みこころに従う喜び
詩篇40:1-17
本篇は、サウルにいのちを狙われ、逃避行(とうひこう)をするという苦しい状況の中でダビデが歌った歌だ。「滅びの穴」「泥沼」(2節)は危険な状態を表す。しかし彼は、主は救い出してくださったと歌う。現実はまだ救われていないが、必ず救い出してくださると確信する先取りの信仰だ。
救い出されたから賛美するのではない。信仰のゆえに賛美するのだ。状況は変わらない。依然として危倹であり、欠乏だらけだ。しかし、ダビデには主への信頼ゆえに喜びがあった。
その秘訣は、神のみこころへの従順だ(6-8節)。「わが神 私はみこころを行うことを喜びとします…」(8節)とはキリストの姿だ。ヘブル書の記者は、キリストの姿としてこの詩篇から引用しているが(ヘブ10:5-7)、「あなたは私の耳を開いてくださいました」(詩40:6)を引用して、「唯(ただ)わが為に体を備へたまへり」(ヘブ10:5文語)とした。キリストは神の栄光を捨て、人となり、肉体を備えられて神から遣わされて来られた。神のみこころに従うためだ(ヘブ10:7)。神のみこころとは、全人類の贖いだった。
「汝わが耳をひらきたまへり」(6節文語)は、ある訳では「汝わが耳を穿(うが)ち給へり」だ。七年めの贖いの年、解放されずに主人のもとにいることを願う奴隷は、戸または柱にキリで耳を刺し通された(出21:1-6)。それは主人への徹底的な従順のしるしだった。耳に穴が開けられたら、神に聞き従う耳になるのだ。これもまたキリストの姿だ。キリストは、みこころへの従順な御方としてこの世に来られた(ヨハ5:19、8:29)。主が十字架上にかかられたのは、ただ唯々(いい)諾々(だくだく)父のみこころに従われた結果だった。
主の従順は、私たちの贖いのためであり、主が私たちを贖ってくださったのは、私たちをも従順な魂とするためだった。不従順で頑なで傲慢で強情な私たちのために、キリストは十字架にかかられた。私たちが自己の真相が分かり、このままでは嫌だと思って十字架のもとに行くなら、十字架の深い意味が分かる。そこにキリストと共につけられたと信仰をもって決算し、虚しくなった魂に、キリストが内住される(ガラ2:20)。みこころにのみ従われたキリストがわが内に住まわれれば、私たちもみこころに従順な者になるはずだ。
詩40:8は、キリストのお姿であるだけでなく、私たちの姿になる。「あなたのおしえ」とは内住のキリストだ。キリストが私の内に生きておられる、という信仰で生きるのがクリスチャンだ。
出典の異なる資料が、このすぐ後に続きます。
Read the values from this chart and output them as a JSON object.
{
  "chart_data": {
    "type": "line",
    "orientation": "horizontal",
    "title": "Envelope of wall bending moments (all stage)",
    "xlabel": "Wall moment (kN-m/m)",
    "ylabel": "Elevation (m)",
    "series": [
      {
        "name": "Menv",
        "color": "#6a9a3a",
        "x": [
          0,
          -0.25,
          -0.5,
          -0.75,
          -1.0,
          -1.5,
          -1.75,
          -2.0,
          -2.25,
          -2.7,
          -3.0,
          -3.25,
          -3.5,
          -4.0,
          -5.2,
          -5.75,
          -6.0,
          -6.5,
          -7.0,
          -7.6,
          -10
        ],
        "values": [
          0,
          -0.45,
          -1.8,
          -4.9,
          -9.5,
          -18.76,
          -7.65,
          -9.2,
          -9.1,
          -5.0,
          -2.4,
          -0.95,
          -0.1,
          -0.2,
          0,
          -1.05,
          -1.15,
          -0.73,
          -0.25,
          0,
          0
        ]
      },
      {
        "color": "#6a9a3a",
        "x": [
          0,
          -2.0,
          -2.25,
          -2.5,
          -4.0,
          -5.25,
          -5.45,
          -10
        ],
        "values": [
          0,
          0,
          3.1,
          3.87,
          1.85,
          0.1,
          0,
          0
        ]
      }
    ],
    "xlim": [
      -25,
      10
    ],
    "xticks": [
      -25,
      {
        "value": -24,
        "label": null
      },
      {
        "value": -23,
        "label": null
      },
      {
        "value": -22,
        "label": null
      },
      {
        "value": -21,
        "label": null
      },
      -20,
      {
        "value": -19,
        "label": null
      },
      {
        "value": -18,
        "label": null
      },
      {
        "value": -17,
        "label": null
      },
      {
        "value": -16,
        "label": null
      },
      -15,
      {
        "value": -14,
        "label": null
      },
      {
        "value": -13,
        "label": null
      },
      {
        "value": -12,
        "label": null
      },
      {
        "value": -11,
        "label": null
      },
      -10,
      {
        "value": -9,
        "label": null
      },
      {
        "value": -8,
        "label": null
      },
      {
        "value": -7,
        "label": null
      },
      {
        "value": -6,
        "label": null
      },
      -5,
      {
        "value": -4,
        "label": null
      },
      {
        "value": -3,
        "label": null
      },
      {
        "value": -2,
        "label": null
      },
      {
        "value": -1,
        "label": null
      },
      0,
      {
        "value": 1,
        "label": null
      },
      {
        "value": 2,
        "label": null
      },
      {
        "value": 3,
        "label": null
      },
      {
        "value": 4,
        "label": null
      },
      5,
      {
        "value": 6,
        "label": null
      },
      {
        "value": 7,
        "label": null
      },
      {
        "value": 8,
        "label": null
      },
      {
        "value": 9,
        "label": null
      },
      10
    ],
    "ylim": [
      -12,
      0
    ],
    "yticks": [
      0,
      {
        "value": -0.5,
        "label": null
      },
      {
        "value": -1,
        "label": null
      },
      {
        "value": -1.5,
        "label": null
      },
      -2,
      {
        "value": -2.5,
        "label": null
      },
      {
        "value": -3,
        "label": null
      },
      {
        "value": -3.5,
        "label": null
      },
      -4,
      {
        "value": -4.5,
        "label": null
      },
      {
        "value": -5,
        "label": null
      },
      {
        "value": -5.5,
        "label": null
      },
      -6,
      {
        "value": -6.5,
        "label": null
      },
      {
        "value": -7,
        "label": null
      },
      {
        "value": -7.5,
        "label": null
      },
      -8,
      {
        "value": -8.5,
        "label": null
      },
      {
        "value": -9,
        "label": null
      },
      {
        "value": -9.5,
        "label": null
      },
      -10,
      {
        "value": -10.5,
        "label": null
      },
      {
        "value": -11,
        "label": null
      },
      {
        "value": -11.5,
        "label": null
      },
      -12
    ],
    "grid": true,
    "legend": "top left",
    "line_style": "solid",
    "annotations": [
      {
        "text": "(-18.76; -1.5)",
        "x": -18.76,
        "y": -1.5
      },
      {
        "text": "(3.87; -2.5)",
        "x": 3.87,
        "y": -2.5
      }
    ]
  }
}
従えと言われて従えるものではない。しかし、そこで“所詮(しょせん)そんなもの”と諦めるだろうか。いや、それでは主が満足されない。自分も満足できないはずだ。どんな時でも、どんな事にも、ただみこころのままに従うことを、内なる主によって喜ぶ魂となる。高い標準だが、高嶺の花ではない。大切なことは、こちらが渇いて求めるかどうかだ。
キリストのごとくなりたい。主のように力ある奇跡を行う者になるとか、力強い証しをすることができる者になるとかいうより、主のように、いつでも、どこでも、みこころに従う者になるのだ。
ダビデの賛美はこの信仰から生まれた。いかなる状況の中でも、内に在すキリストを仰ぎ、御旨が成ることを最大の喜びとしたい。私たちは何を喜ぶにまさって、みこころに従うことを喜ぶ者になりたい。